Datum uitspraak: 4 mei 2023

AFDELING
BESTUURSRECHTSPRAAK

PROCES-VERBAAL van de mondelinge uitspraak van de voorzieningenrechter van de Afdeling bestuursrechtspraak van de Raad van State op het verzoek om het treffen van een voorlopige voorziening (artikel 8:81 van de Algemene wet bestuursrecht) in het geding tussen:

1.       [verzoeker sub 1A] en [verzoeker sub 1B], beiden wonend te Rijsbergen, gemeente Zundert (hierna tezamen en in enkelvoud: [verzoeker sub 1]),
2.       [verzoeker sub 2A] en [verzoeker sub 2B], beiden wonend te Rijsbergen, gemeente Zundert (hierna tezamen en in enkelvoud: [verzoeker sub 2]),
3.       Stichting Mooi Geweest, gevestigd te Rijsbergen, gemeente Zundert,
verzoekers,

en

de raad van de gemeente Zundert,
verweerder.

Openbare zitting gehouden op 4 mei 2023 om 11:00 uur.

Tegenwoordig:

Staatsraad mr.
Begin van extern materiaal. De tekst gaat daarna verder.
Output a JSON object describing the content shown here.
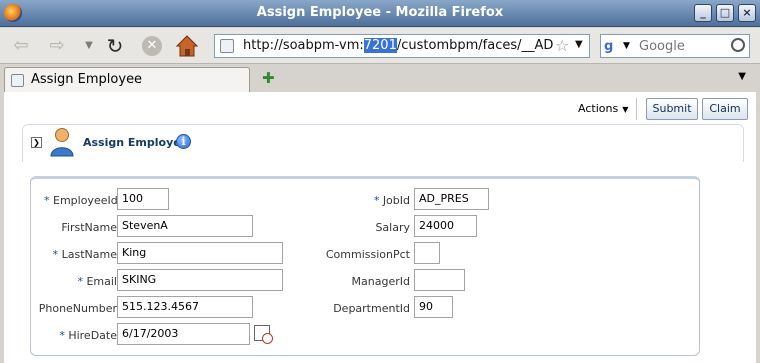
{
  "window": {
    "title": "Assign Employee - Mozilla Firefox",
    "buttons": {
      "minimize": "_",
      "maximize": "□",
      "close": "×"
    }
  },
  "navbar": {
    "url_prefix": "http://soabpm-vm:",
    "url_selected": "7201",
    "url_suffix": "/custombpm/faces/__AD",
    "search_placeholder": "Google"
  },
  "tab": {
    "label": "Assign Employee"
  },
  "toolbar": {
    "actions_label": "Actions",
    "submit_label": "Submit",
    "claim_label": "Claim"
  },
  "panel": {
    "title": "Assign Employee"
  },
  "form": {
    "required_marker": "*",
    "left": [
      {
        "label": "EmployeeId",
        "required": true,
        "value": "100"
      },
      {
        "label": "FirstName",
        "required": false,
        "value": "StevenA"
      },
      {
        "label": "LastName",
        "required": true,
        "value": "King"
      },
      {
        "label": "Email",
        "required": true,
        "value": "SKING"
      },
      {
        "label": "PhoneNumber",
        "required": false,
        "value": "515.123.4567"
      },
      {
        "label": "HireDate",
        "required": true,
        "value": "6/17/2003"
      }
    ],
    "right": [
      {
        "label": "JobId",
        "required": true,
        "value": "AD_PRES"
      },
      {
        "label": "Salary",
        "required": false,
        "value": "24000"
      },
      {
        "label": "CommissionPct",
        "required": false,
        "value": ""
      },
      {
        "label": "ManagerId",
        "required": false,
        "value": ""
      },
      {
        "label": "DepartmentId",
        "required": false,
        "value": "90"
      }
    ]
  },
  "icons": {
    "firefox": "firefox-icon",
    "back": "back-arrow-icon",
    "forward": "forward-arrow-icon",
    "reload": "reload-icon",
    "stop": "stop-icon",
    "home": "home-icon",
    "user": "user-icon",
    "info": "info-icon",
    "calendar": "calendar-icon"
  }
}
H.C.P. Venema, voorzieningenrechter

griffier: mr. D.L. Bolleboom

Verschenen:

[verzoeker sub 1A] en [verzoeker sub 1B], bijgestaan door mr. J.H.D. Elings, advocaat te Tilburg;

[verzoeker sub 2A];

Stichting Mooi Geweest, vertegenwoordigd door [verzoeker sub 1A], voorzitter;

De raad, vertegenwoordigd door L. Sekkour en drs. R. Jalving;

Eureka Vastgoed, vertegenwoordigd door [gemachtigde A] en [gemachtigde B], bijgestaan door mr. R.M. Königel, advocaat te Etten-Leur.

====================================

De verzoeken richten zich tegen het besluit van 6 december 2022, waarbij de raad het bestemmingsplan "Ruimte voor Ruimte Vervul 18a" heeft vastgesteld. Bij dit bestemmingsplan is realisering van een zogenoemde ruimte-voor-ruimte-woning op het perceel Vervul 18a te Rijsbergen mogelijk gemaakt.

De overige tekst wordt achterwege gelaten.